Header Ads

Komnas HAM: Densus 88 Langgar HAM dan Kesepakatan

Ternyata menurut sumber internal Polri, yang menembak polisi di Solo bukanlah dua orang yang diduga sebagai teroris dan sudah ditembak mati. Nah lo?
 
Entah kebetulan atau disengaja, setiap ada tamu dari Amerika atau sekutunya, aksi terorisme selalu muncul. Dan ending-nya, Detasemen Khusus 88 Mabes Polri selalu sukses menangkap atau mengeksekusi orang-orang yang diduga teroris.
 Terakhir aksi Densus 88 menyebabkan dua orang yang terduga teroris tewas di Solo, Jawa Tengah. Tidak cuma itu, korban lainnya pun harus jatuh dan menjalani perawatan di rumah sakit karena dianiaya anggota Densus 88, padahal yang bersangkutan tidak tahu apa-apa.

Tindakan Densus ini menuai kecaman salah satunya dari Komisi Nasional Hak Asasi Manusia. Menurut Komisioner Komnas HAM Saharuddin Daming, Densus 88 selalu berdalih atas penegakan hukum memberantas tindak terorisme tetapi dalam pelaksanaannya di lapangan melakukan pelanggaran HAM sekaligus pelanggaran hukum.

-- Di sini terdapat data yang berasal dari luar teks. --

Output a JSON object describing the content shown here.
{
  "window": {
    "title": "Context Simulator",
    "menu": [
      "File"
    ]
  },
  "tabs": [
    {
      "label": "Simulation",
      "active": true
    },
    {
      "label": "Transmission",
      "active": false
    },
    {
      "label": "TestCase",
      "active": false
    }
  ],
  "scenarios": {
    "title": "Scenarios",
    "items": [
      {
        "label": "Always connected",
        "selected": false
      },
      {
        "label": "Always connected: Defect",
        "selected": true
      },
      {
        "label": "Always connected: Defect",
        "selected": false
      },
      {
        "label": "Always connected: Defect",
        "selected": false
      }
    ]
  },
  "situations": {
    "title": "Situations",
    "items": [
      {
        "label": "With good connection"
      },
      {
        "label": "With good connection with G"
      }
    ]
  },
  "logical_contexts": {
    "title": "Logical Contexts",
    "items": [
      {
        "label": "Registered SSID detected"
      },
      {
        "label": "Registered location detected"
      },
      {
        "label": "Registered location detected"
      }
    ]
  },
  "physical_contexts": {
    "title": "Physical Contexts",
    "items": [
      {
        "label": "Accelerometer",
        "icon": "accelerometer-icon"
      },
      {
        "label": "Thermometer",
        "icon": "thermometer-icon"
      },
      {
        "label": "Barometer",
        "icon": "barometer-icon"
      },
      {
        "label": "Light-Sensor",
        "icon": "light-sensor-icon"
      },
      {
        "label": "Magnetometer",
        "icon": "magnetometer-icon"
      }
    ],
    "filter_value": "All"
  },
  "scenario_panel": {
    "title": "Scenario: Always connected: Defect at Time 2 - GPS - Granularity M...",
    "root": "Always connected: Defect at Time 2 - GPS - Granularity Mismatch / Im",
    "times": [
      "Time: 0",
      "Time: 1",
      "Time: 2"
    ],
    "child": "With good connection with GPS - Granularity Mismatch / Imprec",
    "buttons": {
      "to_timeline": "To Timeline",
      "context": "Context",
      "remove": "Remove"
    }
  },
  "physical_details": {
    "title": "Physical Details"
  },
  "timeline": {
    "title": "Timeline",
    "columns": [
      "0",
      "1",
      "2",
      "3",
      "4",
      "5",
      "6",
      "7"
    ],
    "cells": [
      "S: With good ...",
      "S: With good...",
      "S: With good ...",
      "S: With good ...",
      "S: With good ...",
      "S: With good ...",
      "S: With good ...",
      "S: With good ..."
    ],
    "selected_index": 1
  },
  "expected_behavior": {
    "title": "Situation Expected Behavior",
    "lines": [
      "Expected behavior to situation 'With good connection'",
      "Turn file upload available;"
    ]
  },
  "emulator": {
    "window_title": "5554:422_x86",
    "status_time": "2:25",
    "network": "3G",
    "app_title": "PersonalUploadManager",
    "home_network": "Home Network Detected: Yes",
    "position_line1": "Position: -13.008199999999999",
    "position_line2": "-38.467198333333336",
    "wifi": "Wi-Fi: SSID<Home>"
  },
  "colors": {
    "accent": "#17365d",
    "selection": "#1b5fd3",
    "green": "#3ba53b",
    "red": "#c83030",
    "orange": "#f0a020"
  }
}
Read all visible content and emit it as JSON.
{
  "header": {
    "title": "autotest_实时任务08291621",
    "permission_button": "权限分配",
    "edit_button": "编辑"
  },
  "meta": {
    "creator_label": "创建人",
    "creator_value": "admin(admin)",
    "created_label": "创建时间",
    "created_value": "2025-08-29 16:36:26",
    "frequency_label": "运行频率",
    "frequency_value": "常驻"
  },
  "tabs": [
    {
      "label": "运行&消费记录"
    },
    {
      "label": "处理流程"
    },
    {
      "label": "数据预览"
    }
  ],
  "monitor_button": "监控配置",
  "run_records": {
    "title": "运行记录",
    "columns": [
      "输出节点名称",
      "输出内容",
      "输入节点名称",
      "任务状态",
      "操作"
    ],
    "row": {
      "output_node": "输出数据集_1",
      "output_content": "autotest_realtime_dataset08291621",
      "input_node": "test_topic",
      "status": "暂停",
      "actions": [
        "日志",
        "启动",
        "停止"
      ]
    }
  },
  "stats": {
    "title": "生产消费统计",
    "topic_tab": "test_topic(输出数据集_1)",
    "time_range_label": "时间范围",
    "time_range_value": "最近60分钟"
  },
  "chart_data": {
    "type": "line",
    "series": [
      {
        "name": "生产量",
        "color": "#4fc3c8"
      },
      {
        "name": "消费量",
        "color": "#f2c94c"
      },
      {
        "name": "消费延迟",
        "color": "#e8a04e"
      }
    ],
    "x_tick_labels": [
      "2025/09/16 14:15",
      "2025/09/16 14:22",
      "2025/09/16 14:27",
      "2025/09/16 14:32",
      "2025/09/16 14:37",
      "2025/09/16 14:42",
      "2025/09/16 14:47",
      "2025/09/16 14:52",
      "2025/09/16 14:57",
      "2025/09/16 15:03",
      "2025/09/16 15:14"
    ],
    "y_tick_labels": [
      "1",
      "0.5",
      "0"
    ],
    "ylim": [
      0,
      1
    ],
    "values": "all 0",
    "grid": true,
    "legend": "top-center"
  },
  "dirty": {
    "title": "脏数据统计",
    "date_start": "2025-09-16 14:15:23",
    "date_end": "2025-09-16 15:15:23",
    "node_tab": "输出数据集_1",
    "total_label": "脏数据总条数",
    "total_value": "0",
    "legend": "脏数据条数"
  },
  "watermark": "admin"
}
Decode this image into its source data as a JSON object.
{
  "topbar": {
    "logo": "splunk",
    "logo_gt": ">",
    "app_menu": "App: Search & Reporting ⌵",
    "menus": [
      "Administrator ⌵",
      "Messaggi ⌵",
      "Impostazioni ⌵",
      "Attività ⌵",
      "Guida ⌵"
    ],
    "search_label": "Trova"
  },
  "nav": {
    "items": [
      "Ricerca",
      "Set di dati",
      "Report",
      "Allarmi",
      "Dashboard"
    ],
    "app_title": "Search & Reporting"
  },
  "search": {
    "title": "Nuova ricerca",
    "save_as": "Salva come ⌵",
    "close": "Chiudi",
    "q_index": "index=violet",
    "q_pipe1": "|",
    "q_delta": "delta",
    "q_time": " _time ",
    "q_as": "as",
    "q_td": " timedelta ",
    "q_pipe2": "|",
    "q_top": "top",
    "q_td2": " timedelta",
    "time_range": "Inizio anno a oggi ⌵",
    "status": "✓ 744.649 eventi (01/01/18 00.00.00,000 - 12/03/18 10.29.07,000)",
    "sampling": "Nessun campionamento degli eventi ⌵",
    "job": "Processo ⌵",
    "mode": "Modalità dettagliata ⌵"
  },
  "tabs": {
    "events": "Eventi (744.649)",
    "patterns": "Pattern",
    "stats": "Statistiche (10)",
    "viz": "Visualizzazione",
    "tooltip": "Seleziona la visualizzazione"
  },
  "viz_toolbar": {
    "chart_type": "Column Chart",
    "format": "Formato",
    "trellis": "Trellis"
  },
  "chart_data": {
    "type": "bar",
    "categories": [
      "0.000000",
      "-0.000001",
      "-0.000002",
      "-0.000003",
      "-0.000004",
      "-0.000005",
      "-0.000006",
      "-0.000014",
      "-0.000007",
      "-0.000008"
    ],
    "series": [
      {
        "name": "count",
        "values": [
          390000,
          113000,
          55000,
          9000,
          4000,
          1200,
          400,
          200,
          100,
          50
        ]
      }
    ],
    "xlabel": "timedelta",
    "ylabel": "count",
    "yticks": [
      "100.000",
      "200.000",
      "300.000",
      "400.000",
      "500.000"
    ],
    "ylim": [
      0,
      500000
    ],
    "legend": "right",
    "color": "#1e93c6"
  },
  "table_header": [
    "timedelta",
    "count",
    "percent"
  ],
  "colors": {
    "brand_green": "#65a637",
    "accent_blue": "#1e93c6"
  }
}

Untuk kasus penangkapan tiga tersangka teroris pada 30 Agustus di Solo misalnya. Si pembuat plat nomor palsu bernama Bayu Setiyono tiba-tiba ditangkap tanpa pemberitahuan, tanpa surat penangkapan. Yang paling parah adalah mertua Bayu yang kebetulan berada di TKP ikut menjadi korban penganiyayan aparat. Sehingga korban ini yang tidak tersangkut apa pun, terpaksa harus dirawat di rumah sakit dan mendapat empat jahitan.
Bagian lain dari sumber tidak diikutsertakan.